I saw 4 Great Pyrs come across my Facebook today. The owner is selling all his goats and dumped his 4 Pyrs. All are at a high kill shelter and will likely be euthanized. If you are looking for a LGD and are anywhere near TN, here is your chance!


----------



## dwbonfire (Oct 3, 2012)

ugh that is sad.. why cant people be responsible and try to place the dog in a new home rather than dumping them! what a shame. i wish i was closer


----------



## Stubbornhillfarm (Oct 3, 2012)

What a shame!  There are so many people that would love to have the opportunity to have LGD's.  I hope that someone in that area can at least foster them until suitable homes can be found.


----------



## Alice Acres (Oct 3, 2012)

I shared it as well - I have dog friends all over the country, some in TN. Hope these dogs can get new homes, and better yet - homes with stock!


----------



## redtailgal (Oct 3, 2012)

they were all adopted out about half an hour ago.


----------



## Southern by choice (Oct 3, 2012)

:bun
Hopefully this will have a happy ending and the dogs will be in their forever homes!
It is so sad... right now though, so many people are in foreclosure and losing everything you never really know the circumstances. I'm glad these guys found a home. One day when I am on more land I would love to do LGD foster program.


----------



## that's*satyrical (Oct 3, 2012)

redtailgal said:
			
		

> they were all adopted out about half an hour ago.

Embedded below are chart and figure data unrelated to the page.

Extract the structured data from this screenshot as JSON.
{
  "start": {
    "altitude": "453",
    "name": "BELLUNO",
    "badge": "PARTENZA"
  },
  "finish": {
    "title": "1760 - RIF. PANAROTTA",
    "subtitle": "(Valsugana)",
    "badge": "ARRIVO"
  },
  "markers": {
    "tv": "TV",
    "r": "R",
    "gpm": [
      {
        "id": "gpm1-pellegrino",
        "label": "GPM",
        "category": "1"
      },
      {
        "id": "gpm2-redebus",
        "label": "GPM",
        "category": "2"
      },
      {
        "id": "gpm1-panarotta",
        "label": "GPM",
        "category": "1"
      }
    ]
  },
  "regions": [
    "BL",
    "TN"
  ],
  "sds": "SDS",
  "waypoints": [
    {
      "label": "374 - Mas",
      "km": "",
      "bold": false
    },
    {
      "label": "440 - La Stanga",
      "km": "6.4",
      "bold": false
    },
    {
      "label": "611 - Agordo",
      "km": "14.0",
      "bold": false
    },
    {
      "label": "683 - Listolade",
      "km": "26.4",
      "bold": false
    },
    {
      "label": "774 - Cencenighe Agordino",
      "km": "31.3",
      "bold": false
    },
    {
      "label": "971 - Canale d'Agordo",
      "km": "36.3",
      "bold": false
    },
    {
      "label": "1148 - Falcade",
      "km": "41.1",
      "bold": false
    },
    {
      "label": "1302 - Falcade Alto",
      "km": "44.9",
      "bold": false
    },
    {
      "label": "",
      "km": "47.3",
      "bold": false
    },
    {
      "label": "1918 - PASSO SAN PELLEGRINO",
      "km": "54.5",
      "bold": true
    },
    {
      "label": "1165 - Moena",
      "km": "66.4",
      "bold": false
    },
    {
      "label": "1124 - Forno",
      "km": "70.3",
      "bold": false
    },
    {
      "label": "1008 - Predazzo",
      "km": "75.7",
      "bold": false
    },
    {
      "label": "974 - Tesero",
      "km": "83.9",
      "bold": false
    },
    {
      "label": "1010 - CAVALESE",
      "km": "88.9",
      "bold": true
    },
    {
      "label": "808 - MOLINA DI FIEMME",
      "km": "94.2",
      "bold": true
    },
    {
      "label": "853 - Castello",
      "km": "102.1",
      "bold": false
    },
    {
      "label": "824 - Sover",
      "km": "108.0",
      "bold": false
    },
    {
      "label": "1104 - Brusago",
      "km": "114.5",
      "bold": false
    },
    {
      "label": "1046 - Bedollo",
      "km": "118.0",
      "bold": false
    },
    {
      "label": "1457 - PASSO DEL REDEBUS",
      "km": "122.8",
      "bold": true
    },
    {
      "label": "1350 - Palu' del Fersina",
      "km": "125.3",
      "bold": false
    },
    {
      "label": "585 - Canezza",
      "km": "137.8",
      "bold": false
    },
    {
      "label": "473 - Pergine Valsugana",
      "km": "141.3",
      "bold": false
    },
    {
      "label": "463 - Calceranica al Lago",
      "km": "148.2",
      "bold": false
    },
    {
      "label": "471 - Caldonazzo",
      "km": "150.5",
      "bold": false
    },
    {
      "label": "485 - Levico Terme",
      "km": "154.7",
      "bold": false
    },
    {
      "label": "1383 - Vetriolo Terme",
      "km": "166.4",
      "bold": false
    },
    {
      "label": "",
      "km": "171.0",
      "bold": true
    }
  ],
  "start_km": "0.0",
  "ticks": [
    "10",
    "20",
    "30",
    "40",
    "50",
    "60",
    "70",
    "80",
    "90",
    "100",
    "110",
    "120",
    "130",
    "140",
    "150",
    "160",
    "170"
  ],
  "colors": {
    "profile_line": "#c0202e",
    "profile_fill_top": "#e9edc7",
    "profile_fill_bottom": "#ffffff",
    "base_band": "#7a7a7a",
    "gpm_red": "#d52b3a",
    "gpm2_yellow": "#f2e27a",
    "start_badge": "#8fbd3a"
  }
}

Boo  my friend just headed up there to get one & she really needs a Great Pyr for her herd.


----------



## Stubbornhillfarm (Oct 3, 2012)

That is great news!  It would be wonderful if they could stay together as a team.  Thanks for the update!

that's*satyrical, I hope that your friend is able to get one somewhere.  I know there are many more out there that are in need of homes.


----------



## dwbonfire (Oct 3, 2012)




----------



## Straw Hat Kikos (Oct 3, 2012)

I'm glad someone took them. That would have been a real shame.


----------



## BlondeSquirrel04 (Oct 3, 2012)

redtailgal said:
			
		

> they were all adopted out about half an hour ago.


Really??? How do you know? Do you know if they all went together?


----------



## that's*satyrical (Oct 4, 2012)

Well I am glad if they all found homes just would have sucked for her since it was quite a drive for her....


----------